Changing in a ZJ proportioning valve for rear discs.

With conversion to rear discs brakes from a local Ford Falcon  ( which happens to be very similar to the rear discs off a ZJ Grand Cherokee in piston size and style ) the proportioning valve was also changed to that off a ZJ. As the master cylinder is the same between a ZJ ( part number and all ) and the XJ, the change to the ZJ proportioning valve will make the whole braking system the same as the factory.  You can swap over the whole valve like shown or just its internals from a ZJ one to save removing lines and swapping the bracket over. Swapping the internals over is much the same procedure as shown here.

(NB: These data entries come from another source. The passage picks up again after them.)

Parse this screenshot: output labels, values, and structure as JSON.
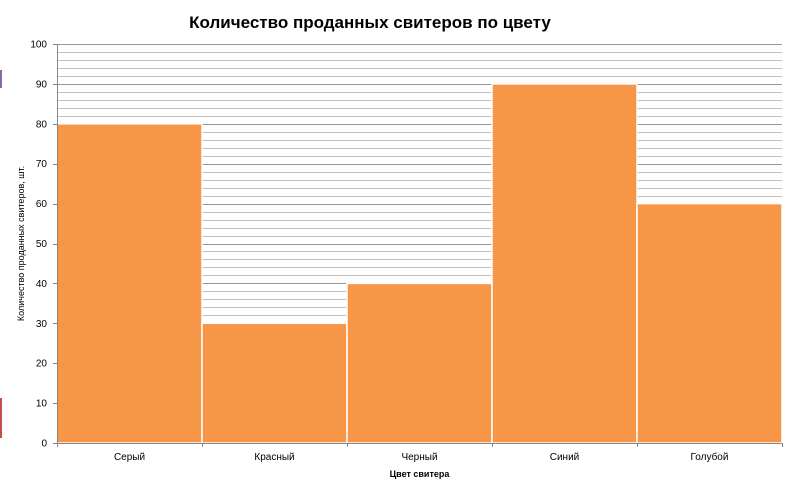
{
  "chart_data": {
    "type": "bar",
    "title": "Количество проданных свитеров по цвету",
    "xlabel": "Цвет свитера",
    "ylabel": "Количество проданных свитеров, шт.",
    "categories": [
      "Серый",
      "Красный",
      "Черный",
      "Синий",
      "Голубой"
    ],
    "values": [
      80,
      30,
      40,
      90,
      60
    ],
    "ylim": [
      0,
      100
    ],
    "yticks": [
      "0",
      "10",
      "20",
      "30",
      "40",
      "50",
      "60",
      "70",
      "80",
      "90",
      "100"
    ],
    "grid": true,
    "legend": "none",
    "colors": {
      "bar": "#F79646",
      "bar_border": "#ffffff",
      "grid": "#8c8c8c",
      "axis": "#868686"
    }
  }
}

Remember that not all ZJ's have disc brakes all round so check carefully first if you are pulling one off from a wreaking yard. I bought mine straight from a dealer in the US as they are far cheaper than here in Oz ( thanks Ben for getting that ) and the part number is 1 - 52009061. Above you will see the old one still in place as well on the right the new one showing the plugged port which you will need to remove.


The reason for the plugged port is that all disc ZJ's have ABS which means the front left and right split happens after the ABS pump and not at the p/valve like non ABS ones. All you have to do is screw out the plug and then fit the port off your old one in it's place.


Above shows the plug replaced with the port off the old p/valve in place. The other thing you will find different is the holding bracket. It looks like that in a ZJ the p/valve lays on it's side and not vertically like on our XJ's. The bracket is held on by some flattened alloy at the bottom of the body. Just force the flattened part back using a blunt cold chisel or screw driver all the way around like shown. Don't cut away the excess as you will need to use it again to hold the new one on.


Swap the bracket across and then flatten the alloy down using a piece of rod or large nail punch to hold the new bracket on. Then just re-fit the lines and top up the master cylinder. It is best to start the bleeding by removing the rubber cap from the front of the p/valve and un-doing the bleed nipple there. If you have just changed the fluid in less than 12 months you can  just bleed the valve by cracking the three lower pipes as well which might be all that's required. Otherwise start from the furthest caliper and work towards the front of the car to the closest as mentioned here.

Remember that it will only make a difference under hard braking and not under normal braking as the p/valve is 50/50 until heavy pressure is detected where it will reduce pressure to the rear to stop lock ups. I haven't felt a great difference between the two but it is to improve emergency braking which I don't do too often ( thank goodness ) but it is great to know it is the same as the engineers at Jeep designed it to behave under all conditions.